Hadn't I once a youth that was lovely, heroic, fabulous, something to write down on pages of gold? - I was too lucky! Through what crime, by what fault did I deserve my present weakness? You who imagine that animals sob with sorrow, that the sick despair, that the dead have bad dreams, try now to relate my fall and my sleep. I can explain myself no better than the beggar wth his endless Aves and Pater Nosters. I no longer know how to talk!

And yet, today, I think I have finished this account of my Hell. And it was Hell; the old one, whose gates were opened by the Son of Man.

From the same desert, toward the same dark sky, my tired eyes forever open on the silver star, forever; but the three wise men never stir, the Kings of life, the heart, the soul, the mind. When will we go, over mountains and shores, to hail the birth of new labor, new wisdom, the flight of tyrants and demons, the end of superstition, - to be the first to adore! - Christmas on earth!

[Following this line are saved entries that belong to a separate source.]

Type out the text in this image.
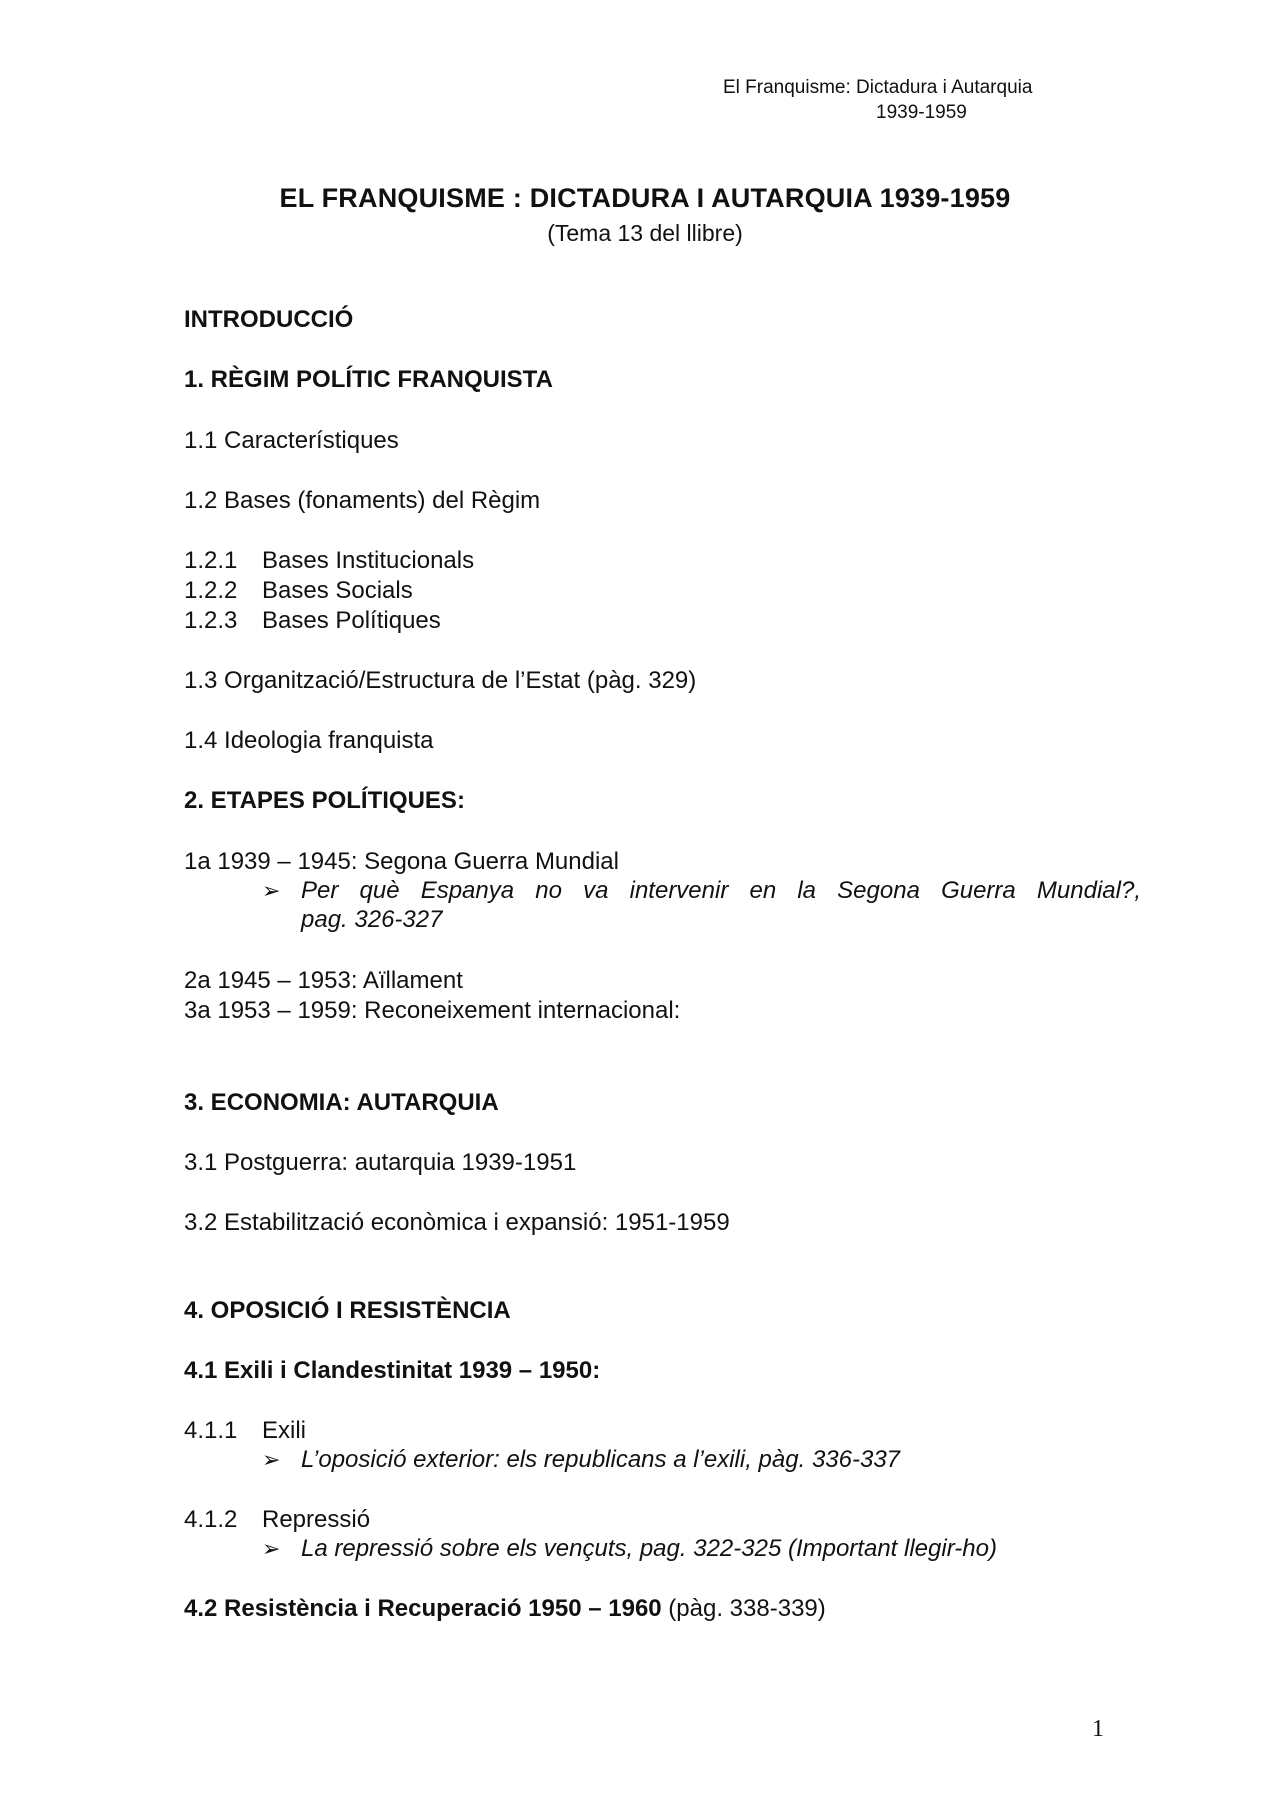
El Franquisme: Dictadura i Autarquia
1939-1959
EL FRANQUISME : DICTADURA I AUTARQUIA 1939-1959
(Tema 13 del llibre)
INTRODUCCIÓ
1. RÈGIM POLÍTIC FRANQUISTA
1.1 Característiques
1.2 Bases (fonaments) del Règim
1.2.1 Bases Institucionals
1.2.2 Bases Socials
1.2.3 Bases Polítiques
1.3 Organització/Estructura de l’Estat (pàg. 329)
1.4 Ideologia franquista
2. ETAPES POLÍTIQUES:
1a 1939 – 1945: Segona Guerra Mundial
➢ Per què Espanya no va intervenir en la Segona Guerra Mundial?,
pag. 326-327
2a 1945 – 1953: Aïllament
3a 1953 – 1959: Reconeixement internacional:
3. ECONOMIA: AUTARQUIA
3.1 Postguerra: autarquia 1939-1951
3.2 Estabilització econòmica i expansió: 1951-1959
4. OPOSICIÓ I RESISTÈNCIA
4.1 Exili i Clandestinitat 1939 – 1950:
4.1.1 Exili
➢ L’oposició exterior: els republicans a l’exili, pàg. 336-337
4.1.2 Repressió
➢ La repressió sobre els vençuts, pag. 322-325 (Important llegir-ho)
4.2 Resistència i Recuperació 1950 – 1960 (pàg. 338-339)
1
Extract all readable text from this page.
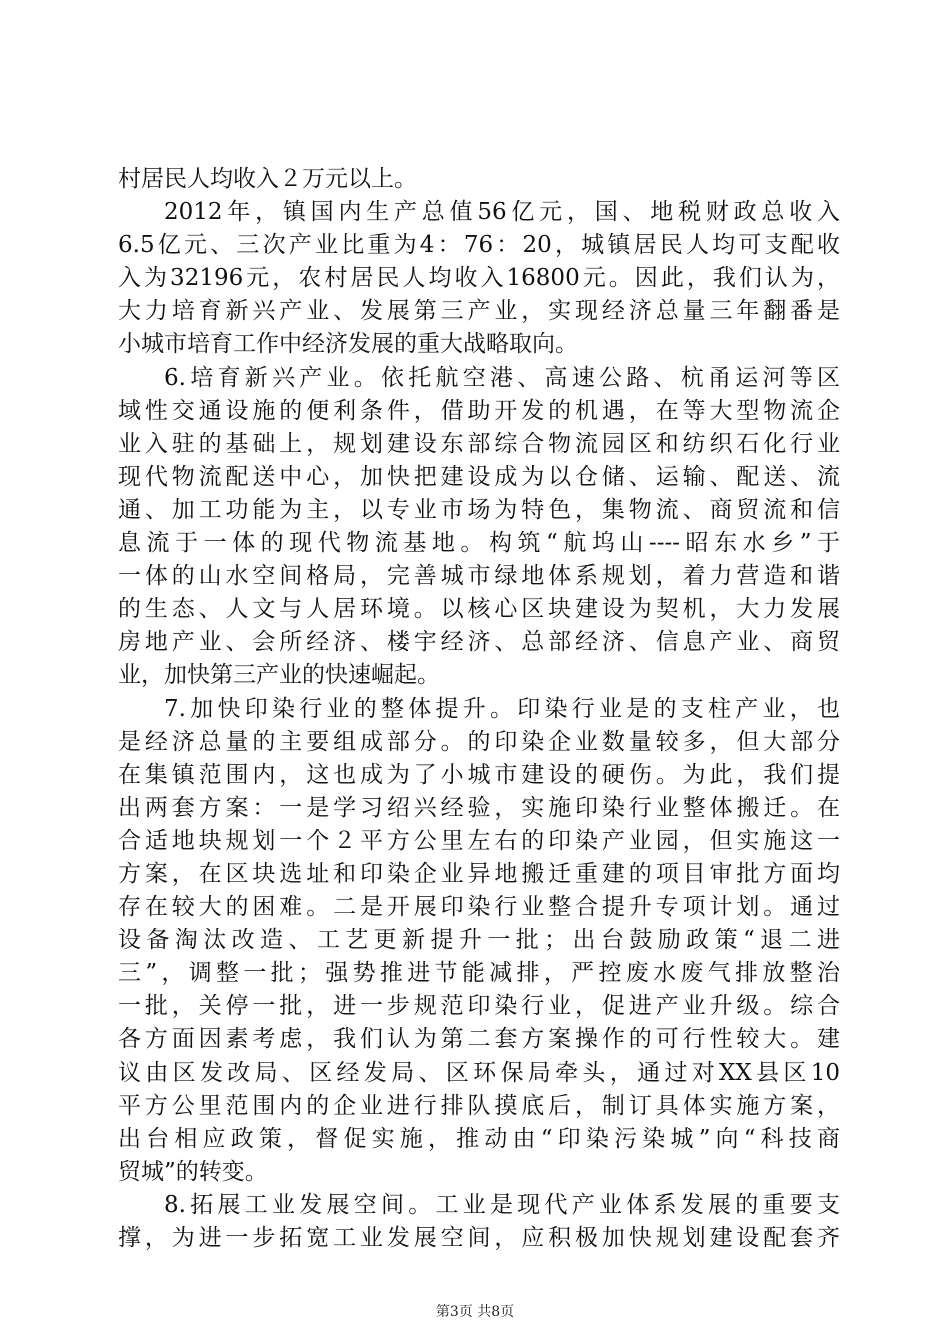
村居民人均收入２万元以上。
2012年，镇国内生产总值56亿元，国、地税财政总收入
6.5亿元、三次产业比重为4：76：20，城镇居民人均可支配收
入为32196元，农村居民人均收入16800元。因此，我们认为，
大力培育新兴产业、发展第三产业，实现经济总量三年翻番是
小城市培育工作中经济发展的重大战略取向。
6.培育新兴产业。依托航空港、高速公路、杭甬运河等区
域性交通设施的便利条件，借助开发的机遇，在等大型物流企
业入驻的基础上，规划建设东部综合物流园区和纺织石化行业
现代物流配送中心，加快把建设成为以仓储、运输、配送、流
通、加工功能为主，以专业市场为特色，集物流、商贸流和信
息流于一体的现代物流基地。构筑“航坞山----昭东水乡”于
一体的山水空间格局，完善城市绿地体系规划，着力营造和谐
的生态、人文与人居环境。以核心区块建设为契机，大力发展
房地产业、会所经济、楼宇经济、总部经济、信息产业、商贸
业，加快第三产业的快速崛起。
7.加快印染行业的整体提升。印染行业是的支柱产业，也
是经济总量的主要组成部分。的印染企业数量较多，但大部分
在集镇范围内，这也成为了小城市建设的硬伤。为此，我们提
出两套方案：一是学习绍兴经验，实施印染行业整体搬迁。在
合适地块规划一个２平方公里左右的印染产业园，但实施这一
方案，在区块选址和印染企业异地搬迁重建的项目审批方面均
存在较大的困难。二是开展印染行业整合提升专项计划。通过
设备淘汰改造、工艺更新提升一批；出台鼓励政策“退二进
三”，调整一批；强势推进节能减排，严控废水废气排放整治
一批，关停一批，进一步规范印染行业，促进产业升级。综合
各方面因素考虑，我们认为第二套方案操作的可行性较大。建
议由区发改局、区经发局、区环保局牵头，通过对XX县区10
平方公里范围内的企业进行排队摸底后，制订具体实施方案，
出台相应政策，督促实施，推动由“印染污染城”向“科技商
贸城”的转变。
8.拓展工业发展空间。工业是现代产业体系发展的重要支
撑，为进一步拓宽工业发展空间，应积极加快规划建设配套齐
第3页 共8页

The song of the heavens, the marching of nations! We are slaves, let us not curse life!

Matin
N'eus-je pas une fois une jeunesse aimable, héroïque, fabuleuse, à écrire sur des feuilles d'or, - trop de chance ! Par quel crime, par quelle erreur, ai-je mérité ma faiblesse actuelle ? Vous qui prétendez que des bêtes poussent des sanglots de chagrin, que des malades désespèrent, que des morts rêvent mal, tâchez de raconter ma chute et mon sommeil. Moi, je ne puis pas plus m'expliquer que le mendiant avec ses continuels Pater et Ave Maria. Je ne sais plus parler !

Pourtant, aujourd'hui, je crois avoir fini la relation de mon enfer. C'était bien l'enfer ; l'ancien, celui dont le fils de l'homme ouvrit les portes.

Du même désert, à la même nuit, toujours mes yeux las se réveillent à l'étoile d'argent, toujours, sans que s'émeuvent les Rois de la vie, les trois mages, le coeur l'âme, l'esprit. Quand irons-nous, par delà les grèves et les monts, saluer la naissance du travail nouveau, la sagesse nouvelle, la fuite des tyrans et des démons, la fin de la superstition, adorer - les premiers ! - Noël sur la terre !

Le chant des cieux, la marche des peuples ! Esclaves, ne maudissons pas la vie.